The Argentine-born pontiff had facilitated talks between the Washington and Havana last year. The discussions led to a prisoner exchange, the reopening of embassies and the easing of some travel and trade restrictions. A continuing US economic embargo can only be removed by a vote in the US Congress.

Cuban President Raul Castro thanked Pope Francis for his help with the US talks. In his welcoming speech on Saturday the Cuban leader criticized the ongoing US embargo and occupation of the Guantanamo naval base on the eastern tip of the Caribbean island.

Castro said Cuba had been a model of internationalism and humanism for decades.

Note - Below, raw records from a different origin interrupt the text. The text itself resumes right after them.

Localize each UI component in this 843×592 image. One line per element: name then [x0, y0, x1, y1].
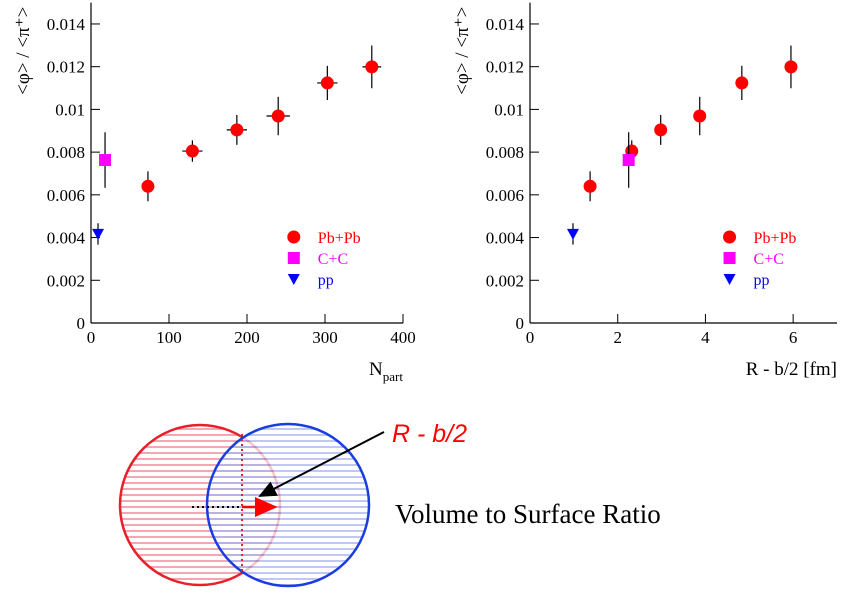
y-tick-label: 0.004 [486, 229, 525, 248]
x-tick-label: 4 [701, 328, 710, 347]
legend-marker [723, 252, 736, 264]
x-axis-title: R - b/2 [fm] [746, 359, 837, 380]
legend-label: Pb+Pb [754, 230, 797, 247]
series [622, 132, 635, 188]
series [99, 132, 112, 188]
overlap-diagram: R - b/2 Volume to Surface Ratio [118, 420, 661, 588]
marker [141, 179, 155, 193]
marker [185, 144, 199, 158]
legend: Pb+Pb C+C pp [723, 230, 796, 289]
legend-marker [287, 230, 301, 244]
legend-marker [287, 274, 300, 285]
x-tick-label: 400 [390, 328, 416, 347]
chart: 0 0.002 0.004 0.006 0.008 0.01 0.012 0.014 0 100 2… [13, 2, 416, 384]
series [92, 223, 105, 245]
x-axis-title-sub: part [383, 369, 404, 384]
x-axis-title-main: N [369, 359, 383, 380]
x-axis-title: Npart [369, 359, 403, 384]
y-axis-title: <φ> / <π⁺> [452, 7, 473, 95]
series [566, 223, 579, 245]
series [583, 45, 798, 202]
marker [271, 109, 285, 123]
chart: 0 0.002 0.004 0.006 0.008 0.01 0.012 0.014 0 2 4 6 <… [452, 2, 837, 380]
legend-label: C+C [754, 251, 784, 268]
pointer-arrow [258, 431, 385, 497]
marker [99, 154, 112, 167]
marker [784, 60, 798, 74]
marker [566, 228, 579, 240]
y-tick-label: 0.014 [486, 15, 525, 34]
legend: Pb+Pb C+C pp [287, 230, 361, 289]
y-tick-label: 0.012 [486, 58, 524, 77]
marker [92, 228, 105, 240]
marker [365, 60, 379, 74]
y-tick-label: 0.002 [47, 271, 85, 290]
marker [320, 76, 334, 90]
y-tick-label: 0.014 [47, 15, 86, 34]
y-tick-label: 0.008 [486, 143, 524, 162]
legend-marker [287, 252, 300, 264]
marker [654, 123, 668, 137]
diagram-caption: Volume to Surface Ratio [395, 499, 661, 529]
y-tick-label: 0.008 [47, 143, 85, 162]
legend-label: pp [754, 272, 770, 289]
y-tick-label: 0.01 [55, 100, 85, 119]
legend-label: Pb+Pb [318, 230, 361, 247]
x-tick-label: 200 [234, 328, 260, 347]
series [141, 45, 382, 202]
y-tick-label: 0.002 [486, 271, 524, 290]
marker [735, 76, 749, 90]
x-tick-label: 6 [789, 328, 798, 347]
y-tick-label: 0.012 [47, 58, 85, 77]
legend-marker [723, 230, 737, 244]
y-tick-label: 0 [516, 314, 525, 333]
x-tick-label: 2 [613, 328, 622, 347]
y-tick-label: 0.006 [47, 186, 85, 205]
y-tick-label: 0.006 [486, 186, 524, 205]
y-axis-title: <φ> / <π⁺> [13, 7, 34, 95]
x-tick-label: 0 [87, 328, 96, 347]
marker [622, 154, 635, 167]
marker [693, 109, 707, 123]
marker [583, 179, 597, 193]
y-tick-label: 0.004 [47, 229, 86, 248]
marker [230, 123, 244, 137]
legend-marker [723, 274, 736, 285]
x-tick-label: 0 [526, 328, 535, 347]
legend-label: pp [318, 272, 334, 289]
nucleus-b [205, 422, 371, 588]
diagram-label: R - b/2 [392, 420, 467, 448]
y-tick-label: 0.01 [494, 100, 524, 119]
x-tick-label: 100 [156, 328, 182, 347]
x-tick-label: 300 [312, 328, 338, 347]
y-tick-label: 0 [77, 314, 86, 333]
legend-label: C+C [318, 251, 348, 268]
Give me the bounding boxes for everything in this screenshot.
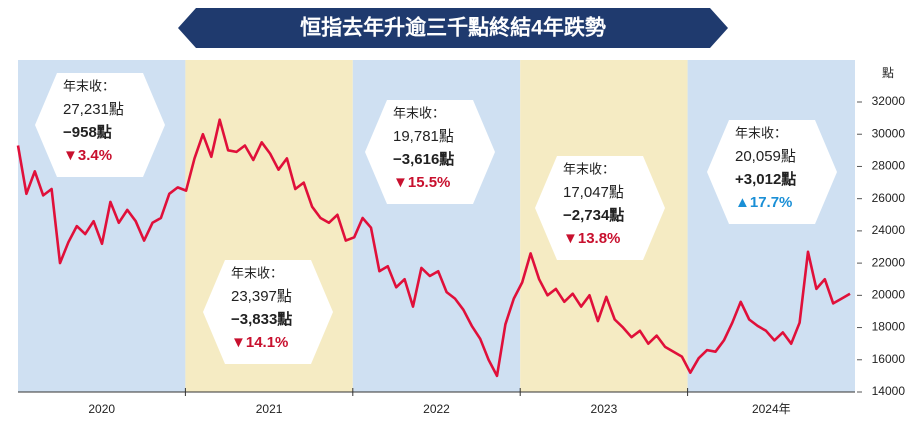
- annotation-box: [35, 73, 165, 177]
- y-tick-label: 30000: [872, 126, 906, 140]
- annotation-text: ▼13.8%: [563, 230, 620, 247]
- y-unit: 點: [882, 66, 894, 80]
- x-tick-label: 2022: [423, 402, 450, 416]
- y-tick-label: 22000: [872, 255, 906, 269]
- annotation-text: +3,012點: [735, 170, 796, 188]
- annotation-text: ▲17.7%: [735, 194, 792, 211]
- annotation-text: 年末收：: [735, 125, 787, 140]
- annotation-text: −3,616點: [393, 150, 454, 168]
- y-tick-label: 16000: [872, 352, 906, 366]
- y-tick-label: 24000: [872, 223, 906, 237]
- y-tick-label: 32000: [872, 94, 906, 108]
- annotation-text: −958點: [63, 123, 112, 141]
- annotation-text: ▼15.5%: [393, 174, 450, 191]
- annotation-text: −2,734點: [563, 206, 624, 224]
- x-tick-label: 2020: [88, 402, 115, 416]
- annotation-text: 23,397點: [231, 288, 292, 305]
- annotation-text: 17,047點: [563, 184, 624, 201]
- price-line: [16, 118, 851, 378]
- annotation-text: 20,059點: [735, 148, 796, 165]
- annotation-text: 年末收：: [231, 265, 283, 280]
- annotation-text: 27,231點: [63, 101, 124, 118]
- annotation-text: 年末收：: [393, 105, 445, 120]
- x-tick-label: 2021: [256, 402, 283, 416]
- annotation-text: 年末收：: [63, 78, 115, 93]
- annotation-text: 年末收：: [563, 161, 615, 176]
- year-band: [687, 60, 855, 392]
- annotation-text: ▼3.4%: [63, 147, 112, 164]
- annotation-text: ▼14.1%: [231, 334, 288, 351]
- x-tick-label: 2024年: [752, 402, 791, 416]
- x-tick-label: 2023: [591, 402, 618, 416]
- y-tick-label: 18000: [872, 320, 906, 334]
- y-tick-label: 14000: [872, 384, 906, 398]
- title-banner: [178, 8, 728, 48]
- y-tick-label: 26000: [872, 191, 906, 205]
- annotation-box: [707, 120, 837, 224]
- annotation-text: −3,833點: [231, 310, 292, 328]
- annotation-box: [365, 100, 495, 204]
- annotation-text: 19,781點: [393, 128, 454, 145]
- y-tick-label: 20000: [872, 288, 906, 302]
- annotation-box: [203, 260, 333, 364]
- chart-title: 恒指去年升逾三千點終結4年跌勢: [300, 16, 606, 40]
- annotation-box: [535, 156, 665, 260]
- y-tick-label: 28000: [872, 159, 906, 173]
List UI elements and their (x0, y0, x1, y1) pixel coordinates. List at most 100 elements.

"We have done that while being blockaded, insulted, attacked, with a high cost in human lives and major economic damages," he said.

Catholics in Cuba

Cuba's ruling Communist Party has relaxed restrictions on Catholics in recent years and Pope Francis encouraged continuation of the policy "so that the Church can continue to support and encourage the Cuban people in its hopes and concerns, with the freedom, the means and the space needed to bring the proclamation of the kingdom to the existential peripheries of society," the pontiff said.

An estimated 60 percent of Cuba's 11 million people have been baptized Catholic, but fewer than 5 percent regularly attend services, according to the church.

Francis will celebrate mass in Revolution Square in Havana on Sunday. He flies on to the United States on Tuesday to meet President Barack Obama and to address both the US Congress and the United Nations.